22/03/10

Tenho dois tipos de sonhos: aqueles que parecem tão reais que, quando acordo, o meu cérebro se enche de dúvidas sobre qual dos dois mundos é a realidade, e aqueles que parecem filmes que se desenrolam numa tela de cinema, como se eu estivesse sentadinha a desfrutar de um filme que eu própria protagonizava, bem ciente que ele nada mais era que pura ficção.

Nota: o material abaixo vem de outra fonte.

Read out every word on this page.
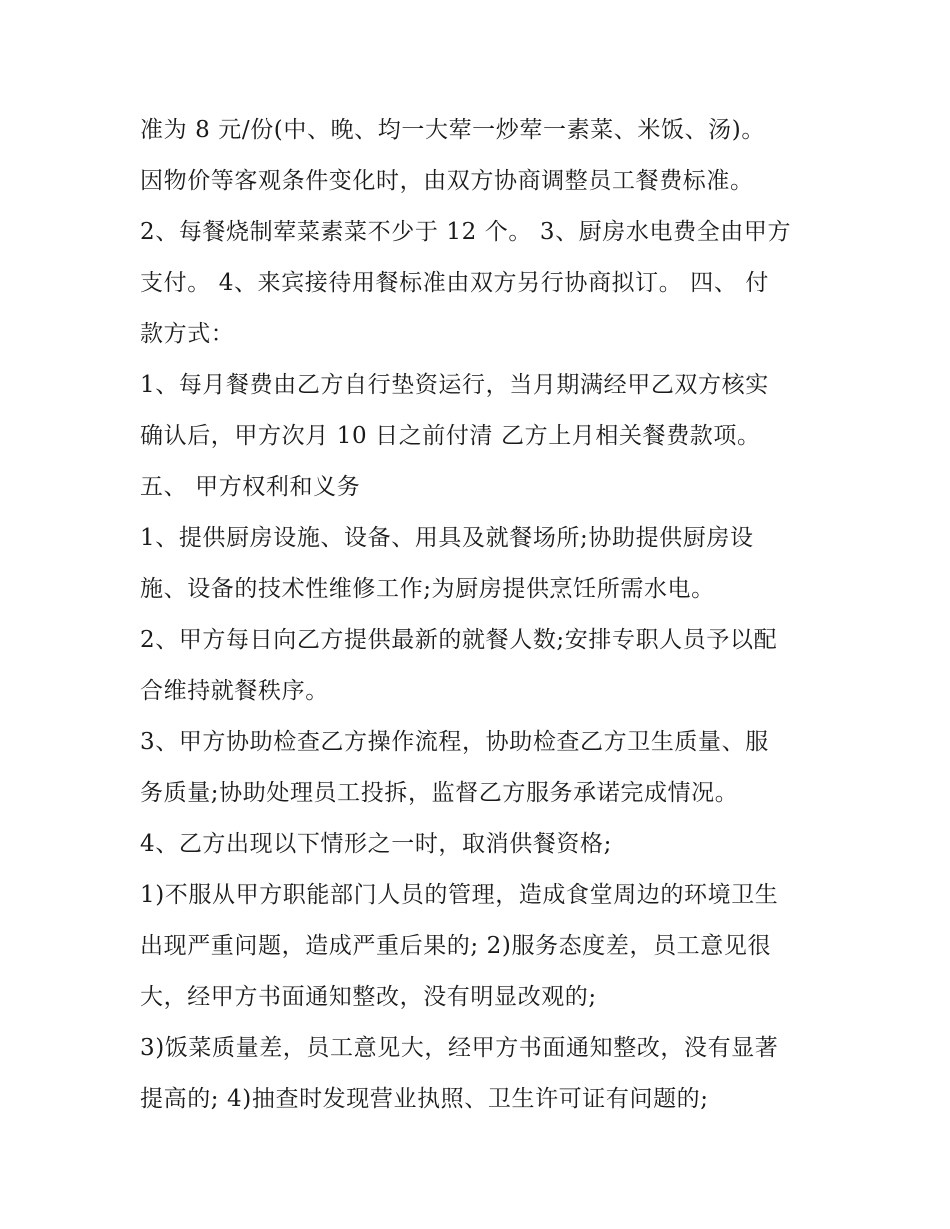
准为 8 元/份(中、晚、均一大荤一炒荤一素菜、米饭、汤)。
因物价等客观条件变化时，由双方协商调整员工餐费标准。
2、每餐烧制荤菜素菜不少于 12 个。 3、厨房水电费全由甲方
支付。 4、来宾接待用餐标准由双方另行协商拟订。 四、 付
款方式：
1、每月餐费由乙方自行垫资运行，当月期满经甲乙双方核实
确认后，甲方次月 10 日之前付清 乙方上月相关餐费款项。
五、 甲方权利和义务
1、提供厨房设施、设备、用具及就餐场所;协助提供厨房设
施、设备的技术性维修工作;为厨房提供烹饪所需水电。
2、甲方每日向乙方提供最新的就餐人数;安排专职人员予以配
合维持就餐秩序。
3、甲方协助检查乙方操作流程，协助检查乙方卫生质量、服
务质量;协助处理员工投拆，监督乙方服务承诺完成情况。
4、乙方出现以下情形之一时，取消供餐资格;
1)不服从甲方职能部门人员的管理，造成食堂周边的环境卫生
出现严重问题，造成严重后果的; 2)服务态度差，员工意见很
大，经甲方书面通知整改，没有明显改观的;
3)饭菜质量差，员工意见大，经甲方书面通知整改，没有显著
提高的; 4)抽查时发现营业执照、卫生许可证有问题的;
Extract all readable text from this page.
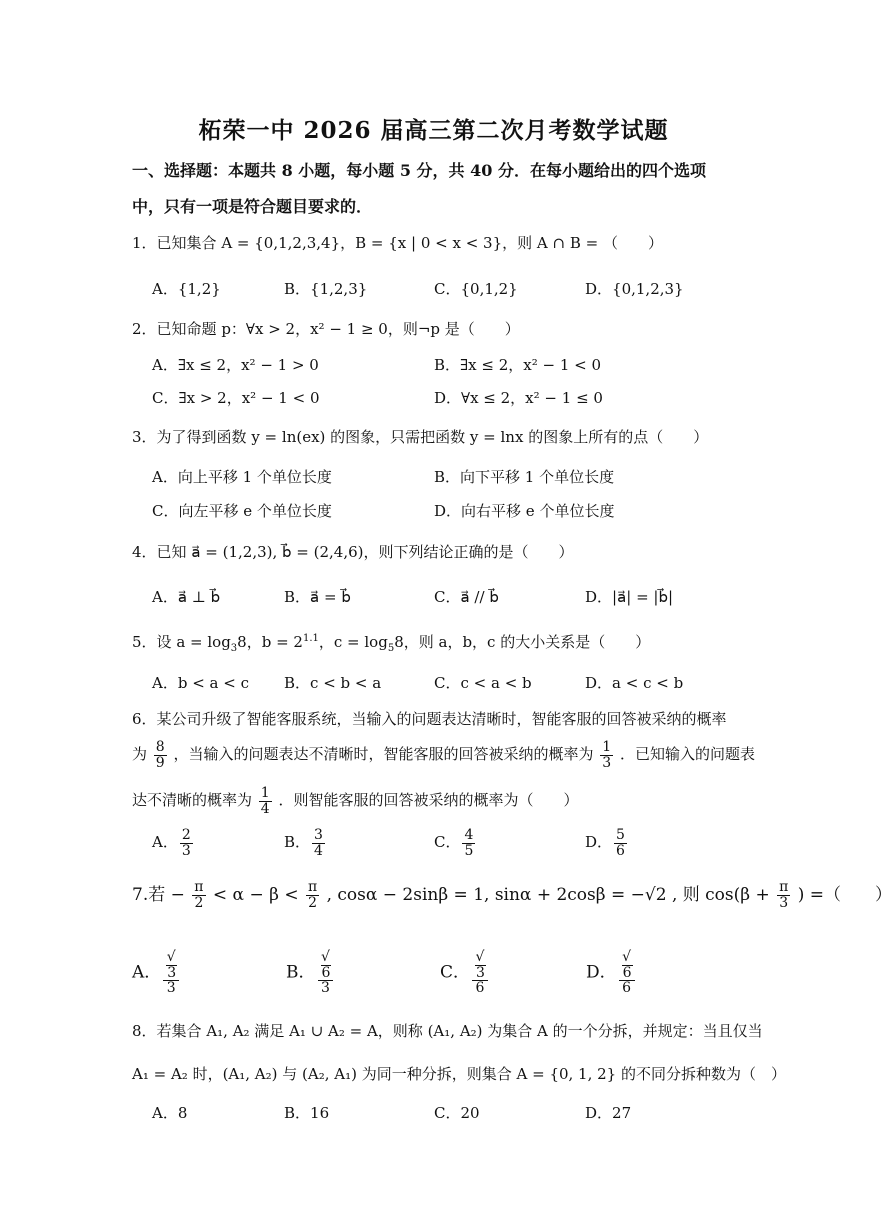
柘荣一中 2026 届高三第二次月考数学试题
一、选择题：本题共 8 小题，每小题 5 分，共 40 分．在每小题给出的四个选项
中，只有一项是符合题目要求的．
1．已知集合 A = {0,1,2,3,4}，B = {x | 0 < x < 3}，则 A ∩ B = （　　）
A．{1,2}	B．{1,2,3}	C．{0,1,2}	D．{0,1,2,3}
2．已知命题 p：∀x > 2，x² − 1 ≥ 0，则¬p 是（　　）
A．∃x ≤ 2，x² − 1 > 0	B．∃x ≤ 2，x² − 1 < 0
C．∃x > 2，x² − 1 < 0	D．∀x ≤ 2，x² − 1 ≤ 0
3．为了得到函数 y = ln(ex) 的图象，只需把函数 y = lnx 的图象上所有的点（　　）
A．向上平移 1 个单位长度	B．向下平移 1 个单位长度
C．向左平移 e 个单位长度	D．向右平移 e 个单位长度
4．已知 a⃗ = (1,2,3), b⃗ = (2,4,6)，则下列结论正确的是（　　）
A．a⃗ ⊥ b⃗	B．a⃗ = b⃗	C．a⃗ // b⃗	D．|a⃗| = |b⃗|
5．设 $a = \log_38$，$b = 2^{1.1}$，$c = \log_58$，则 a，b，c 的大小关系是（　　）
A．b < a < c B．c < b < a	C．c < a < b	D．a < c < b
6．某公司升级了智能客服系统，当输入的问题表达清晰时，智能客服的回答被采纳的概率
为 $\frac{8}{9}$ ，当输入的问题表达不清晰时，智能客服的回答被采纳的概率为 $\frac{1}{3}$ ．已知输入的问题表
达不清晰的概率为 $\frac{1}{4}$ ．则智能客服的回答被采纳的概率为（　　）
A． $\frac{2}{3}$	B． $\frac{3}{4}$	C． $\frac{4}{5}$	D． $\frac{5}{6}$
7.若 − $\frac{\pi}{2} < \alpha - \beta < \frac{\pi}{2}$ , cosα − 2sinβ = 1, sinα + 2cosβ = −√2 , 则 $\cos(\beta + \frac{\pi}{3}$ ) =（　　）
A． √
3
3	B． √
6
3	C． √
3
6	D． √
6
6
8．若集合 A₁, A₂ 满足 A₁ ∪ A₂ = A，则称 (A₁, A₂) 为集合 A 的一个分拆，并规定：当且仅当
A₁ = A₂ 时，(A₁, A₂) 与 (A₂, A₁) 为同一种分拆，则集合 A = {0, 1, 2} 的不同分拆种数为（　）
A．8	B．16	C．20	D．27
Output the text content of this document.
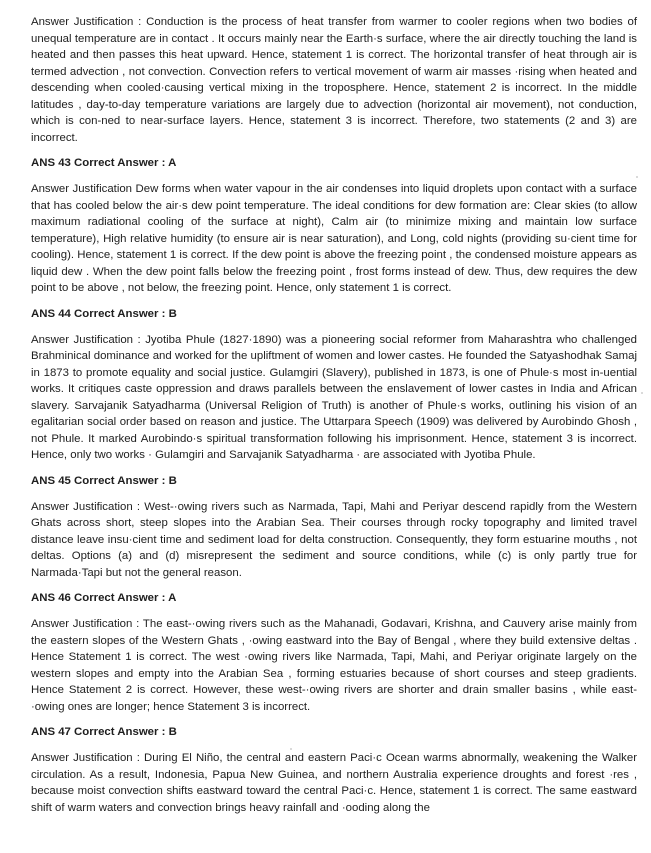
Answer Justification : Conduction is the process of heat transfer from warmer to cooler regions when two bodies of unequal temperature are in contact . It occurs mainly near the Earth·s surface, where the air directly touching the land is heated and then passes this heat upward. Hence, statement 1 is correct. The horizontal transfer of heat through air is termed advection , not convection. Convection refers to vertical movement of warm air masses ·rising when heated and descending when cooled·causing vertical mixing in the troposphere. Hence, statement 2 is incorrect. In the middle latitudes , day-to-day temperature variations are largely due to advection (horizontal air movement), not conduction, which is con-ned to near-surface layers. Hence, statement 3 is incorrect. Therefore, two statements (2 and 3) are incorrect.

ANS 43 Correct Answer : A

Answer Justification Dew forms when water vapour in the air condenses into liquid droplets upon contact with a surface that has cooled below the air·s dew point temperature. The ideal conditions for dew formation are: Clear skies (to allow maximum radiational cooling of the surface at night), Calm air (to minimize mixing and maintain low surface temperature), High relative humidity (to ensure air is near saturation), and Long, cold nights (providing su·cient time for cooling). Hence, statement 1 is correct. If the dew point is above the freezing point , the condensed moisture appears as liquid dew . When the dew point falls below the freezing point , frost forms instead of dew. Thus, dew requires the dew point to be above , not below, the freezing point. Hence, only statement 1 is correct.

ANS 44 Correct Answer : B

Answer Justification : Jyotiba Phule (1827·1890) was a pioneering social reformer from Maharashtra who challenged Brahminical dominance and worked for the upliftment of women and lower castes. He founded the Satyashodhak Samaj in 1873 to promote equality and social justice. Gulamgiri (Slavery), published in 1873, is one of Phule·s most in-uential works. It critiques caste oppression and draws parallels between the enslavement of lower castes in India and African slavery. Sarvajanik Satyadharma (Universal Religion of Truth) is another of Phule·s works, outlining his vision of an egalitarian social order based on reason and justice. The Uttarpara Speech (1909) was delivered by Aurobindo Ghosh , not Phule. It marked Aurobindo·s spiritual transformation following his imprisonment. Hence, statement 3 is incorrect. Hence, only two works · Gulamgiri and Sarvajanik Satyadharma · are associated with Jyotiba Phule.

ANS 45 Correct Answer : B

Answer Justification : West-·owing rivers such as Narmada, Tapi, Mahi and Periyar descend rapidly from the Western Ghats across short, steep slopes into the Arabian Sea. Their courses through rocky topography and limited travel distance leave insu·cient time and sediment load for delta construction. Consequently, they form estuarine mouths , not deltas. Options (a) and (d) misrepresent the sediment and source conditions, while (c) is only partly true for Narmada·Tapi but not the general reason.

ANS 46 Correct Answer : A

Answer Justification : The east-·owing rivers such as the Mahanadi, Godavari, Krishna, and Cauvery arise mainly from the eastern slopes of the Western Ghats , ·owing eastward into the Bay of Bengal , where they build extensive deltas . Hence Statement 1 is correct. The west ·owing rivers like Narmada, Tapi, Mahi, and Periyar originate largely on the western slopes and empty into the Arabian Sea , forming estuaries because of short courses and steep gradients. Hence Statement 2 is correct. However, these west-·owing rivers are shorter and drain smaller basins , while east-·owing ones are longer; hence Statement 3 is incorrect.

ANS 47 Correct Answer : B

Answer Justification : During El Niño, the central and eastern Paci·c Ocean warms abnormally, weakening the Walker circulation. As a result, Indonesia, Papua New Guinea, and northern Australia experience droughts and forest ·res , because moist convection shifts eastward toward the central Paci·c. Hence, statement 1 is correct. The same eastward shift of warm waters and convection brings heavy rainfall and ·ooding along the
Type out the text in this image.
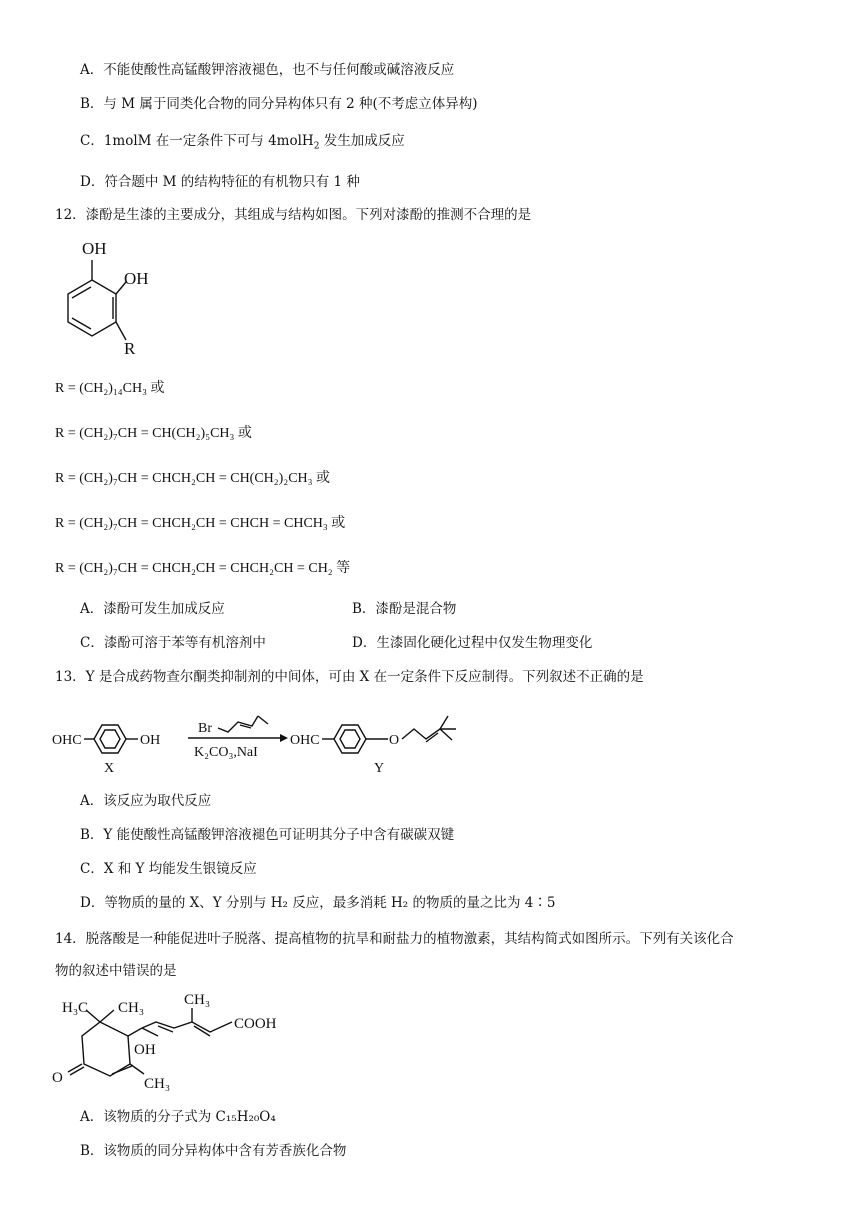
A．不能使酸性高锰酸钾溶液褪色，也不与任何酸或碱溶液反应
B．与 M 属于同类化合物的同分异构体只有 2 种(不考虑立体异构)
C．1molM 在一定条件下可与 4molH$_2$ 发生加成反应
D．符合题中 M 的结构特征的有机物只有 1 种
12．漆酚是生漆的主要成分，其组成与结构如图。下列对漆酚的推测不合理的是
OH
OH
R
R = (CH₂)₁₄CH₃ 或
R = (CH₂)₇CH = CH(CH₂)₅CH₃ 或
R = (CH₂)₇CH = CHCH₂CH = CH(CH₂)₂CH₃ 或
R = (CH₂)₇CH = CHCH₂CH = CHCH = CHCH₃ 或
R = (CH₂)₇CH = CHCH₂CH = CHCH₂CH = CH₂ 等
A．漆酚可发生加成反应	B．漆酚是混合物
C．漆酚可溶于苯等有机溶剂中	D．生漆固化硬化过程中仅发生物理变化
13．Y 是合成药物查尔酮类抑制剂的中间体，可由 X 在一定条件下反应制得。下列叙述不正确的是
OHC	OH
X
Br
K₂CO₃,NaI
OHC	O
Y
A．该反应为取代反应
B．Y 能使酸性高锰酸钾溶液褪色可证明其分子中含有碳碳双键
C．X 和 Y 均能发生银镜反应
D．等物质的量的 X、Y 分别与 H₂ 反应，最多消耗 H₂ 的物质的量之比为 4∶5
14．脱落酸是一种能促进叶子脱落、提高植物的抗旱和耐盐力的植物激素，其结构简式如图所示。下列有关该化合
物的叙述中错误的是
H₃C CH₃	CH₃
COOH
OH
O	CH₃
A．该物质的分子式为 C₁₅H₂₀O₄
B．该物质的同分异构体中含有芳香族化合物
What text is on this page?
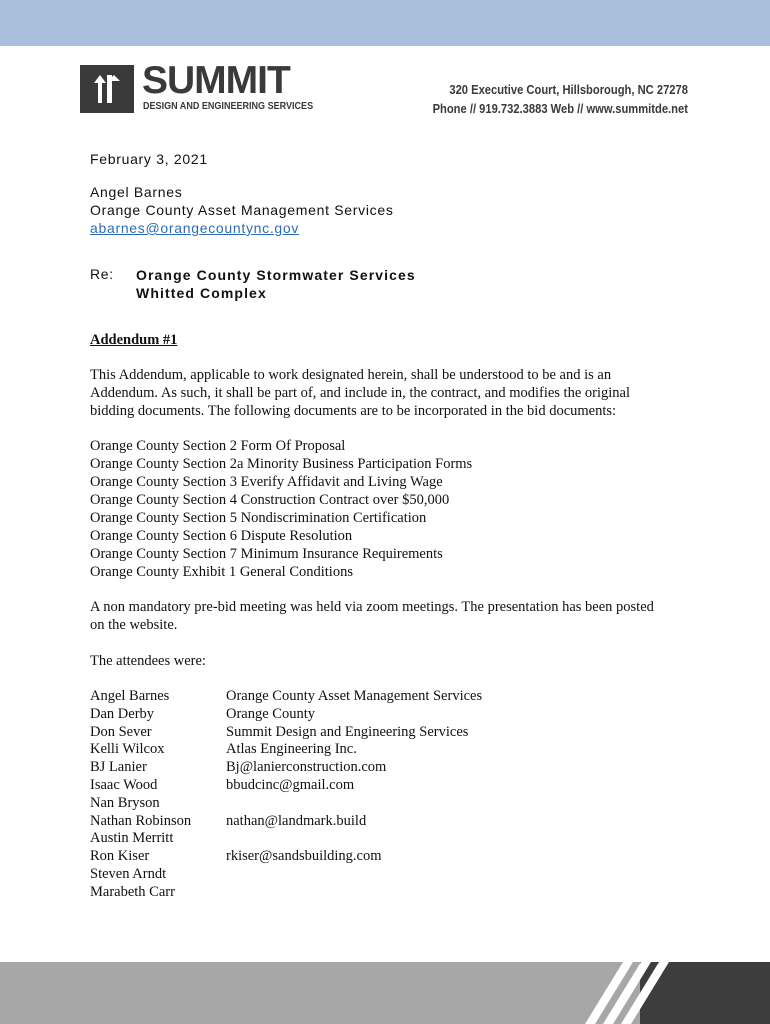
SUMMIT
DESIGN AND ENGINEERING SERVICES
320 Executive Court, Hillsborough, NC 27278
Phone // 919.732.3883 Web // www.summitde.net
February 3, 2021
Angel Barnes
Orange County Asset Management Services
abarnes@orangecountync.gov
Re: Orange County Stormwater Services
Whitted Complex
Addendum #1
This Addendum, applicable to work designated herein, shall be understood to be and is an
Addendum. As such, it shall be part of, and include in, the contract, and modifies the original
bidding documents. The following documents are to be incorporated in the bid documents:
Orange County Section 2 Form Of Proposal
Orange County Section 2a Minority Business Participation Forms
Orange County Section 3 Everify Affidavit and Living Wage
Orange County Section 4 Construction Contract over $50,000
Orange County Section 5 Nondiscrimination Certification
Orange County Section 6 Dispute Resolution
Orange County Section 7 Minimum Insurance Requirements
Orange County Exhibit 1 General Conditions
A non mandatory pre-bid meeting was held via zoom meetings. The presentation has been posted
on the website.
The attendees were:
Angel Barnes	Orange County Asset Management Services
Dan Derby	Orange County
Don Sever	Summit Design and Engineering Services
Kelli Wilcox	Atlas Engineering Inc.
BJ Lanier	Bj@lanierconstruction.com
Isaac Wood	bbudcinc@gmail.com
Nan Bryson
Nathan Robinson nathan@landmark.build
Austin Merritt
Ron Kiser	rkiser@sandsbuilding.com
Steven Arndt
Marabeth Carr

O sonho de há umas noites foi do primeiro tipo. Não me lembro dele como um todo, mas os flashes que retive permanecem tão vívidos na minha memória como se se tratassem de recordações realmente experimentadas. Há uma imagem em particular que teima em me perseguir; uma imagem tão negra, e, ao mesmo tempo, tão clara. Às vezes, quando fecho os olhos, vejo ainda a minha mão lívida e rude segurando aquele simples punhal, vejo-a a cravá-lo no peito de pessoas desconhecidas com rostos em branco e vejo o sangue a sair das feridas em jorros vibrantes. Chamo-lhe sangue apenas por ser isso que é suposto correr nas artérias e veias dos homens, pois o fluido que empapava as roupas e inundava a calçada gelada era tudo menos isso. De um castanho-acinzentado opaco, espesso e povoado de espuma pútrida, aquele “sangue” não era nada mais nada menos que lodo, libertando um odor pestilento a decomposição. E as grandes feridas que quase expunham os vermelhos órgãos pulsantes daquela gente eram, na verdade, canos de esgoto, escoando a podridão para fora daquelas conchas.
Nesse sonho, eu sentia-me uma heroína: estava a livrar o mundo das pessoas-esgotos! Porém, ao mesmo tempo, estava a sujá-lo, a encher as ruas de lodo putrefacto e nauseabundos corpos vazios. Se calhar, eu é que estava a estragar tudo – quando o sujo estava escondido nos seus invólucros, apenas incomodava os possuidores do poder, da perspicácia para o detectar; depois de eu o tentar “limpar”, inundou as ruas e ficou exposto aos olhos e narizes de todos, cegos e videntes.

Este foi apenas um sonho, apenas mais um sonho que me acordou e me pôs a duvidar da existência e da nossa capacidade de distinguir a realidade da ilusão. Nada me garante que não estou agora a sonhar e aquela sim era a verdadeira existência. Nada me diz que não coexistem ambas como reais.